How can I have a say on how this policy will be designed?
Employers and other interested parties will have the
opportunity to comment on the changes relating to compulsory
employer matching contributions and employer tax credit
through the Select Committee consultation process in coming
months. Once the relevant legislation has been referred to
Select Committee, the Committee will publicly call for
submissions.
Employers offering an existing
superannuation scheme
What are my responsibilities if I am already operating a work-based superannuation scheme?
You can continue operating your current work-based superannuation scheme. If your scheme meets certain requirements you can apply to the Government Actuary for an exemption from the KiwiSaver automatic enrolment rules. However, even if you have an exemption from automatic enrolment, you are required to enrol an employee into KiwiSaver and make deductions from the employee’s pay if that employee chooses to become a KiwiSaver member.
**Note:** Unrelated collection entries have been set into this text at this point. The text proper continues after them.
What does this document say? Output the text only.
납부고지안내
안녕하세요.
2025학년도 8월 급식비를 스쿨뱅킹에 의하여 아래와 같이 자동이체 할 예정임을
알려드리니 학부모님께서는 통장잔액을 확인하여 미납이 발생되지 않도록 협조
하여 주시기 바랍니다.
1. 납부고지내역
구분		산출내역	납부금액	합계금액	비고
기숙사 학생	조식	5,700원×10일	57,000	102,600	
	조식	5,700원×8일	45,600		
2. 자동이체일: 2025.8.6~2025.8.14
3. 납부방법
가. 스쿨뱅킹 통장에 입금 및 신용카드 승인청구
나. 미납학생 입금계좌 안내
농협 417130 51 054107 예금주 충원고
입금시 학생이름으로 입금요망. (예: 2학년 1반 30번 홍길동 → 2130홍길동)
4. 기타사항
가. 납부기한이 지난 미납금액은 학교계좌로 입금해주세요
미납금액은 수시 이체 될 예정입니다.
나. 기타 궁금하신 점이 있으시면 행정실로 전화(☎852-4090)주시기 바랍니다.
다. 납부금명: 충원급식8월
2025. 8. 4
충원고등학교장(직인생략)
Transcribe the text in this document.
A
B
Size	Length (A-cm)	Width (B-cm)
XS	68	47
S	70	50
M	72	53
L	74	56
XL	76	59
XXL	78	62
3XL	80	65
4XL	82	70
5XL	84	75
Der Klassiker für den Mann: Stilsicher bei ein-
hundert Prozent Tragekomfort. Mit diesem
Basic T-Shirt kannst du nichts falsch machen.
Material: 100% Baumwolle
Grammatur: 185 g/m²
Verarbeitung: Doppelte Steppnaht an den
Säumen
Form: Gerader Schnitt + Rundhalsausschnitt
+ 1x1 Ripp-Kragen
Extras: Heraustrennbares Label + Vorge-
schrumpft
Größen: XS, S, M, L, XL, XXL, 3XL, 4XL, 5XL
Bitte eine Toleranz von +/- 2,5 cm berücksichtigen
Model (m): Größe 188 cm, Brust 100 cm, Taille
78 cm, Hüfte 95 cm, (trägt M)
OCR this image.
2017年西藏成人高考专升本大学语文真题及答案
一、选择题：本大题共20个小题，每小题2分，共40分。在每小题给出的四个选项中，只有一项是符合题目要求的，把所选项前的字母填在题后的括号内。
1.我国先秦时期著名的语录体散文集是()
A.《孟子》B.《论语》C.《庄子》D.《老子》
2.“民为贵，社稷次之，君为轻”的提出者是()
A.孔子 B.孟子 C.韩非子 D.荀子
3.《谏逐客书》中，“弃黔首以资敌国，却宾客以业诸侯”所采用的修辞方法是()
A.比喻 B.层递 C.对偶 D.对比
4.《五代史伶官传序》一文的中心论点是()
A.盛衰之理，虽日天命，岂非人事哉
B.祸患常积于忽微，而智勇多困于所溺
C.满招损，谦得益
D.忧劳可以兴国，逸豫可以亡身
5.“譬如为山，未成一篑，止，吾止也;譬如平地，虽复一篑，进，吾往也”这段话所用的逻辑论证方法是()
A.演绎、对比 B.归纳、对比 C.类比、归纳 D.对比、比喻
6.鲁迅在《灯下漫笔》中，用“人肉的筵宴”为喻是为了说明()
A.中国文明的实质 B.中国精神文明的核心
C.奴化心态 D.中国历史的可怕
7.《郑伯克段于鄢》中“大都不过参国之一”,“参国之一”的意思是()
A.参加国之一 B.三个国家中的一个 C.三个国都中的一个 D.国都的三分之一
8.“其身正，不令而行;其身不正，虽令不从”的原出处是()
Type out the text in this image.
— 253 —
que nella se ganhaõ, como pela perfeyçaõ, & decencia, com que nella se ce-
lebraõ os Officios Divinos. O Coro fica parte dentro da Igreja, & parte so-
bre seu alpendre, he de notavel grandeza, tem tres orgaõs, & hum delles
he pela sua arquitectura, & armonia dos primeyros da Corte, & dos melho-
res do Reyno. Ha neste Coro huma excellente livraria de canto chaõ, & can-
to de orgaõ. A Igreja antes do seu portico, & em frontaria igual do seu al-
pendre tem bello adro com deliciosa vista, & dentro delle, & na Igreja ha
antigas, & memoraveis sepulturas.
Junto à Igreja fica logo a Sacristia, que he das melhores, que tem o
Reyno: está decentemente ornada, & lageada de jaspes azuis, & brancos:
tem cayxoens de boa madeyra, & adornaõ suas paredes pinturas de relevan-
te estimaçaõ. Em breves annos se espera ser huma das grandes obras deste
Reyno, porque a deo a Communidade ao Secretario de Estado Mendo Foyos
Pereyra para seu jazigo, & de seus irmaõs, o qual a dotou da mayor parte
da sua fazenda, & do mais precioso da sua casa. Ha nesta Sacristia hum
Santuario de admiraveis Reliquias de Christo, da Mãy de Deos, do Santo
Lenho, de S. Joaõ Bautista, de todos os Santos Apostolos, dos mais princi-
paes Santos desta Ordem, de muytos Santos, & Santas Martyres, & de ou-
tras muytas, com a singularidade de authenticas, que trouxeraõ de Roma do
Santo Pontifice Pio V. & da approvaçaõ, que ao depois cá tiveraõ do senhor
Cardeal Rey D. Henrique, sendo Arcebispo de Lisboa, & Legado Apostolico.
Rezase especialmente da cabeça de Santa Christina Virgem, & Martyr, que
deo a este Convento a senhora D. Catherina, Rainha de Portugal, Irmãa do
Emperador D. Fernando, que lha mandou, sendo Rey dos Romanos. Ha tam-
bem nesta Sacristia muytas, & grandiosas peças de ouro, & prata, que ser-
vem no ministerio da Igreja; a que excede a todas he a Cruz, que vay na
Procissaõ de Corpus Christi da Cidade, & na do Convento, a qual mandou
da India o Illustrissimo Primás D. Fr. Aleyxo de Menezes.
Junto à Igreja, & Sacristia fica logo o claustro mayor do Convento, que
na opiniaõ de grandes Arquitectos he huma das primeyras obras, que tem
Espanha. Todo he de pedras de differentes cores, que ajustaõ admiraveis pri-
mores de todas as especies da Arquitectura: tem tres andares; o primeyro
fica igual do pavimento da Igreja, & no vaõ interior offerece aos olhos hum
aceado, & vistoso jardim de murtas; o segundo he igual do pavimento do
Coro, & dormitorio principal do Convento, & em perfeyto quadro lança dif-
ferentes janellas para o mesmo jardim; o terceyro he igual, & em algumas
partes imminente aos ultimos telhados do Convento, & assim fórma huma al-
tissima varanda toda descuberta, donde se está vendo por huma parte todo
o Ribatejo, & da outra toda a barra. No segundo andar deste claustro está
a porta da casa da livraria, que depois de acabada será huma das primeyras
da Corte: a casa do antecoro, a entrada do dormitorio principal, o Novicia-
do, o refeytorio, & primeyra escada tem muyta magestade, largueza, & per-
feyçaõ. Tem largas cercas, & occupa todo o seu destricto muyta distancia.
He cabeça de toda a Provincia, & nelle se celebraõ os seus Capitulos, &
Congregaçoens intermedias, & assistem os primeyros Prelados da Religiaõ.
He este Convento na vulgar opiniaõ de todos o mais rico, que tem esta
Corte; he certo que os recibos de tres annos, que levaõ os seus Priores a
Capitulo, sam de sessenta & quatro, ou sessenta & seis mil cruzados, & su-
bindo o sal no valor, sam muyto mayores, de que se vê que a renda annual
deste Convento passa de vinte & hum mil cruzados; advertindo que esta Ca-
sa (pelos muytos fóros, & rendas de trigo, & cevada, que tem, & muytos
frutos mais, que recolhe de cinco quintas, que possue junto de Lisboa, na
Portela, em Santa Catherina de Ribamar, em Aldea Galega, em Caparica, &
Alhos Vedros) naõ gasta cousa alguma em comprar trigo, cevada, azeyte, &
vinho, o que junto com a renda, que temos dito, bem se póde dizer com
Contributions you make to an existing scheme for existing
employees will count towards the compulsory employer
matching contributions (further details are outlined on page
2). However, if you wish to receive the employer tax credit
you will need to redirect your contributions to a complying
superannuation fund under your current superannuation scheme
or to a KiwiSaver scheme.
Will I be eligible for the
employer tax credit if I am contributing on behalf of my
employee to a non-KiwiSaver superannuation scheme?
It
depends.
You will be eligible for the employer tax credit if your contributions are going to a complying superannuation fund.